Charles Baillie, or Bailly (1542–1625), was a Fleming by birth, but a Scot by descent. He was a papal agent and member of the household of Mary, Queen of Scots, following the murder of her husband. Having the mastery of several European languages he was, after Mary's imprisonment in England, employed in carrying out foreign plots on her behalf. Baillie was captured and imprisoned in the Tower of London and carved two inscriptions on the walls.

==Arrest and imprisonment==
Baillie joined the service of Mary, Queen of Scots in 1564, and became a clerk or secretary to John Lesley, Bishop of Ross, who acted as Mary's diplomat or agent when she was a prisoner in England. An Italian banker in London and agent of Pope Pius V, Roberto di Ridolfi, was arrested in London in December 1569, and his papers were examined and showed networks of finance and credit involving the Pope, John Lesley and others. Ridolfi was released, but English officials were now vigilant and suspicious of his contacts.

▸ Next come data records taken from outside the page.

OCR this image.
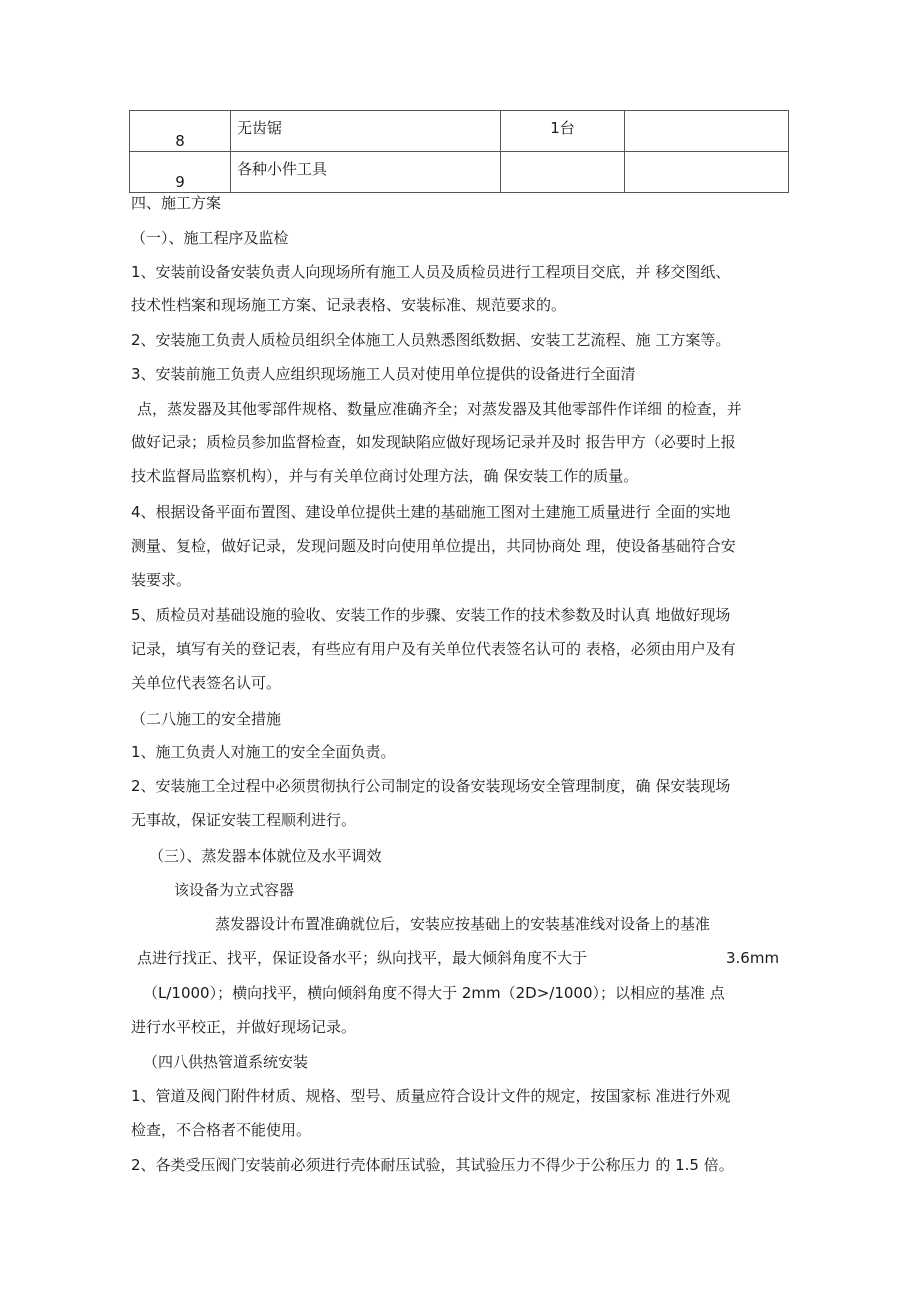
8	无齿锯	1台	
9	各种小件工具		
四、施工方案
（一）、施工程序及监检
1、安装前设备安装负责人向现场所有施工人员及质检员进行工程项目交底，并 移交图纸、
技术性档案和现场施工方案、记录表格、安装标准、规范要求的。
2、安装施工负责人质检员组织全体施工人员熟悉图纸数据、安装工艺流程、施 工方案等。
3、安装前施工负责人应组织现场施工人员对使用单位提供的设备进行全面清
点，蒸发器及其他零部件规格、数量应准确齐全；对蒸发器及其他零部件作详细 的检查，并
做好记录；质检员参加监督检查，如发现缺陷应做好现场记录并及时 报告甲方（必要时上报
技术监督局监察机构），并与有关单位商讨处理方法，确 保安装工作的质量。
4、根据设备平面布置图、建设单位提供土建的基础施工图对土建施工质量进行 全面的实地
测量、复检，做好记录，发现问题及时向使用单位提出，共同协商处 理，使设备基础符合安
装要求。
5、质检员对基础设施的验收、安装工作的步骤、安装工作的技术参数及时认真 地做好现场
记录，填写有关的登记表，有些应有用户及有关单位代表签名认可的 表格，必须由用户及有
关单位代表签名认可。
（二八施工的安全措施
1、施工负责人对施工的安全全面负责。
2、安装施工全过程中必须贯彻执行公司制定的设备安装现场安全管理制度，确 保安装现场
无事故，保证安装工程顺利进行。
（三）、蒸发器本体就位及水平调效
该设备为立式容器
蒸发器设计布置准确就位后，安装应按基础上的安装基准线对设备上的基准
点进行找正、找平，保证设备水平；纵向找平，最大倾斜角度不大于	3.6mm
（L/1000）；横向找平，横向倾斜角度不得大于 2mm（2D>/1000）；以相应的基准 点
进行水平校正，并做好现场记录。
（四八供热管道系统安装
1、管道及阀门附件材质、规格、型号、质量应符合设计文件的规定，按国家标 准进行外观
检查，不合格者不能使用。
2、各类受压阀门安装前必须进行壳体耐压试验，其试验压力不得少于公称压力 的 1.5 倍。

In the spring of 1571, as Baillie was leaving Flanders with copies of a book by John Lesley in defence of Queen Mary, newly printed at the Liège press, Ridolfi entrusted him with letters in cipher for Lesley and Mary, and also for the Spanish ambassador Guerau de Espés, the Duke of Norfolk, and Lord Lumley. The letters outlined a plan for a Spanish landing on Mary's behalf in the eastern counties of England, sometimes known as the "enterprise". As soon as Baillie set foot on shore at Dover on 12 April, he was arrested and taken to the Marshalsea. The letters were, however, conveyed in secret by Lord Cobham to John Lesley, who, with the help of the Spanish ambassador, composed other letters of a less incriminating nature to be laid before William Cecil, Queen Elizabeth I's chief advisor.

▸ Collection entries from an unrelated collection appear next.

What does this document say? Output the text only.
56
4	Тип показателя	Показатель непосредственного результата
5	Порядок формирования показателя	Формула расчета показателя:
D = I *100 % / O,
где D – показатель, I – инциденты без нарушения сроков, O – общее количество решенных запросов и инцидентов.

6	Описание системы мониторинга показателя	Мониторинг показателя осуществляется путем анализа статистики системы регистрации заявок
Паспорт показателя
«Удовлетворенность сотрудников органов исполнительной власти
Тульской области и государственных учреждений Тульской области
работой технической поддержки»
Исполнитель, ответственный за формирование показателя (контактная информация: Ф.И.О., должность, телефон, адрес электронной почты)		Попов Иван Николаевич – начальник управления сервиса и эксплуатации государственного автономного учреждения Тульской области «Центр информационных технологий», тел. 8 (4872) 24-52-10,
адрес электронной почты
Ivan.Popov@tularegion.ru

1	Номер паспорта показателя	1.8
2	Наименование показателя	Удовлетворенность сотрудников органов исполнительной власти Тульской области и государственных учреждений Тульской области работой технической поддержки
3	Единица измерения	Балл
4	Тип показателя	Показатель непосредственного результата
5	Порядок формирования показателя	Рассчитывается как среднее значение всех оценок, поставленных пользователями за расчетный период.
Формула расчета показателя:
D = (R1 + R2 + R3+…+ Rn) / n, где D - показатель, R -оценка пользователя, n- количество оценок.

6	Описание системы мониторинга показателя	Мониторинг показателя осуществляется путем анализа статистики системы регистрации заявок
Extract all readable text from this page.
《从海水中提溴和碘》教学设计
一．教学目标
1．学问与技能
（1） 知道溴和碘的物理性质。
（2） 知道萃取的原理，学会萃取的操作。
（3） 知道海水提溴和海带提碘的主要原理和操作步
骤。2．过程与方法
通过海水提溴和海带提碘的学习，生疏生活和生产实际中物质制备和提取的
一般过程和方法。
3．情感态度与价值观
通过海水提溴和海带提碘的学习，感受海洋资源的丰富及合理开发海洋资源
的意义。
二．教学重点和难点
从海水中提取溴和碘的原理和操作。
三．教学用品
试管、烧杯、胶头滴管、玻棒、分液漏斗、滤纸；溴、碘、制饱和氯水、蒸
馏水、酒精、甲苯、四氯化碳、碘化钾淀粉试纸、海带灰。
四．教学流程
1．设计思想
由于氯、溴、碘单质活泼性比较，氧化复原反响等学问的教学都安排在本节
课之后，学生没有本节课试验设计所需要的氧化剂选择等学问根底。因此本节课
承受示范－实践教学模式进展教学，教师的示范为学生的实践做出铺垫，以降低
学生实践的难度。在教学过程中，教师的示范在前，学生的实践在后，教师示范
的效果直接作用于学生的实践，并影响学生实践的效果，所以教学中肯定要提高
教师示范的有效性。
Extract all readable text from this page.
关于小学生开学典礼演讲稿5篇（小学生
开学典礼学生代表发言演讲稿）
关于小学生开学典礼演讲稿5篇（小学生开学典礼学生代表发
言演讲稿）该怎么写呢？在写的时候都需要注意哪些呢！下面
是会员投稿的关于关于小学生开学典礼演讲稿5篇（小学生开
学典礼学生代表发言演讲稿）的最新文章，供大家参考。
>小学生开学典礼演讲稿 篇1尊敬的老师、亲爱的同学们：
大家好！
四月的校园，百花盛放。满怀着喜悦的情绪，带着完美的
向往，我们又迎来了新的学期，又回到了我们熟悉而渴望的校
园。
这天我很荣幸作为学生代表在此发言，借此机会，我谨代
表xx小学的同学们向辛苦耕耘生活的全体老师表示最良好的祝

The scheme might have been successful had Cecil not made use of an informant, named William Herle (or Thomas Herle in some sources), to gain Baillie's confidence. Herle pretended to be an Irish priest, a prisoner sympathetic to Mary's cause. Herle described Baillie as "fearful, full of words, glorious, and given to the cup, a man easily read". Herle had also gained the confidence of John Lesley, and a complete exposure of the whole plot was imminent when an indiscretion on Herle's part convinced Baillie that he was betrayed. Baillie tried to warn Lesley by a letter, but this was intercepted. Baillie was conveyed from the Marshalsea to the Tower of London, where he refused to decipher his letters, and was put on the rack. The following inscription on the walls of Beauchamp Tower, still visible on the walls, records his reflections inspired by the situation: "L. H. S. 1571 die 10 Aprilis. Wise men ought to se what they do, to examine before they speake; to prove before they take in hand; to beware whose company they use; and, above all things, to whom they truste. |— Charles Bailly."

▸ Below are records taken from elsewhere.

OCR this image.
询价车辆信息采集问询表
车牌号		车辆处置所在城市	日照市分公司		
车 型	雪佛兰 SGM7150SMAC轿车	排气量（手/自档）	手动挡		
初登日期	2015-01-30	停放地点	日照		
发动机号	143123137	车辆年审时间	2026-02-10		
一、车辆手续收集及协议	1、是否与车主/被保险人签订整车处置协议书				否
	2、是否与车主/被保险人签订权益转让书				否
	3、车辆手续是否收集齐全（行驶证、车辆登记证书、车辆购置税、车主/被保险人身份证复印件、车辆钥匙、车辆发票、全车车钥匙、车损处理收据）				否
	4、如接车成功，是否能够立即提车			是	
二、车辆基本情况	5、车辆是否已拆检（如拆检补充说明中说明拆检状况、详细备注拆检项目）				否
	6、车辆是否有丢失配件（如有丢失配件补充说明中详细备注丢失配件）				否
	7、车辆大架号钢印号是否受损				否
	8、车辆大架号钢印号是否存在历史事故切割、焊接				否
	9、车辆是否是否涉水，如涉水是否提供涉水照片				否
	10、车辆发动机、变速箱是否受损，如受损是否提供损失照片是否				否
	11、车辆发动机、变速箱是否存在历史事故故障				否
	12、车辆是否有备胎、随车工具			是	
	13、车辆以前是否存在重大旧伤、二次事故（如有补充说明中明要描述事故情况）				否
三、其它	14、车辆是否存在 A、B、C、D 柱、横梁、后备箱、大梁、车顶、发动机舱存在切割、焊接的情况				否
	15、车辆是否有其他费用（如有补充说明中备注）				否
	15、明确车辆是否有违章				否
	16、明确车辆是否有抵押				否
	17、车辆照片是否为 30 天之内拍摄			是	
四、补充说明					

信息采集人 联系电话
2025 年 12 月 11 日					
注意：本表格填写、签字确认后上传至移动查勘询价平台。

One night, the figure of a man appeared at Baillie's bedside. He claimed to be John Story, whom Baillie knew to be in the Tower awaiting execution. In reality the figure was that of an informant called Parker sent to entrap him, but Baillie was again unsuspecting. He took Parker's advice to try to gain credit and favour with Cecil by deciphering the letters of the bishop of Ross. Baillie also revealed the story of the abstracted packet of letters, and sought to persuade Cecil to grant him his liberty by offering to act as a double-agent and watch the correspondence of John Lesley. That Baillie gained nothing by following the advice of his second friendly counsellor is attested by an inscription in the Beauchamp Tower as follows: 'Principium eapientie Timor Domini, I. H. S. X. P. S. Be friend to no one. Be enemye to none. Anno D. 1571, 10 Septr. The most unhappy man in the world is he that is not pacient in adversities; for men are not killed with the adversities they have, but with ye impacience which they suffer. Tout vient apoient, quy peult attendre. Gli sospiri ne son testimoni veri dell' angolcia mia, aet. 29. Charles Bailly.'

==Later life and death==
Baillie was probably released about the same time as John Lesley, in 1573. At any rate it appears, from a letter in the State Papers, that in 1574 he was in Antwerp. He died 27 December 1625, aged 85, and was interred in the churchyard of La Hulpe, a village near Brussels, where, in the inscription on his tombstone, he is designated as "Sir Charles Bailly, secretaire de la Royne d'Ecosse" ("Secretary of the Queen of Scots").